My Dad at his cousins memorial service in January this year.
I have always been a Daddy’s girl.
I was adopted as a baby. As I grew up, my Dad was the person I clung to. He took me to his family’s reunion every year at Lake Brownwood, TX. He was the one that spanked me, yet I never hated him for it. I did not get along with my Mom. She and I clashed like crazy and my Dad was always the strong and quiet person in the background just keeping things together.
I moved away from home as a teenager and always kept in contact with my Dad. As I moved around, he always was willing to help and was always there for me. He paid for a year and a half of college and got me back home after I lived in Ohio for 3 months and knew I couldn’t stay there anymore.
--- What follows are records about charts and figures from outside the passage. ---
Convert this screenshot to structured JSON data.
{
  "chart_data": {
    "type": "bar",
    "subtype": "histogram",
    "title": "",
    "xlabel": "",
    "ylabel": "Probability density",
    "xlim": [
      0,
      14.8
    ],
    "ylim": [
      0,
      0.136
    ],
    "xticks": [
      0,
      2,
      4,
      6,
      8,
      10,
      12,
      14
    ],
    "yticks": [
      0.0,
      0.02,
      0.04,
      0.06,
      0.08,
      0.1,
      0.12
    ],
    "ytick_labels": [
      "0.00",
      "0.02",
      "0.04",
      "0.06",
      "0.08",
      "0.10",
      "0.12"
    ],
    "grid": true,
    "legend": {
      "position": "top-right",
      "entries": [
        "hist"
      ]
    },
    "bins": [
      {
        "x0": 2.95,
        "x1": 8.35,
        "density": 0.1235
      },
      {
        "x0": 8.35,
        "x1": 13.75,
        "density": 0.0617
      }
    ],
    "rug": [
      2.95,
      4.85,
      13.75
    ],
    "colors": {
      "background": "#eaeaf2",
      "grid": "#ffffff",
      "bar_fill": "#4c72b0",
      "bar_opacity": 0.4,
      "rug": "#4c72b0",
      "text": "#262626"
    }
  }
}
He sent money if I was in need, he paid for my teeth, and was always just a phone call away.
He had a heart attack in the July 2000. I had just moved back from Colorado since my grandfather had passed away in March so thankfully I was here. I was 30 years old. I was so scared of losing my Dad but the hospital did a quintuple bypass, installed a pacemaker, and was fine. He got a defibrillator a few years later and was okay. A few years ago, he developed bladder cancer as a side effect of his multiple mylosis. He underwent 6 surgeries to remove tumors and was finally declared cancer free in March this year.
So go figure, not even a month after that, he got sick. He started feeling bad and fell. He was sent to the hospital where they couldn’t find anything wrong so they sent him to a rehab facility. He stayed there 28 days. He was doing well there. He was getting exercise, doing his therapy, and was able to go home.
Once he went home, he fell again. And again. Then he stopped wanting to get out of bed. Then he stopped wanting to eat. My Mom called and got “at home hospice”. They came twice a week and I brought a caregiver over twice a week so he would have help. This went on for 3 weeks. My cousin said he would come see my Dad since we weren’t sure how long he would be here so he booked his flight and I really thought my Dad would live long enough to see my cousin, my Dad’s only nephew. My Dad got so bad off that my Mom finally called and had him sent to a real hospice. 2 hours later while I waited for my cousin to fly in from Boston at 11pm, he died. So my cousin got here at the exact same time my Mom TEXT me to say he was gone.
My cousin drove me to the hospice place to see him and say goodbye. My cousin also took me to a bar after we saw my Dad and for the next 3 nights that he was in town. I needed it. I drank, cried, talked to my cousin. I even met a guy at the bar who lost his father to the same cancer and cried with him. That helped but I’m still not done grieving. I may never be done and that’s okay.
This has been the hardest thing I have ever gone through. I miss my Dad multiple times a day still. I am cleaning out rooms in my parents house to move in and therefore finding all a lot of my Dad’s stuff which makes me very sad so I thought I would write about what happened. I cried as I wrote. But I think it’s good that I can finally put in words what happened.
Christmas 2016 – our family
This has been very hard on my son too. He won’t talk about it still. I have him seeing a therapist because he needs to talk to someone. We loved my Dad and always will!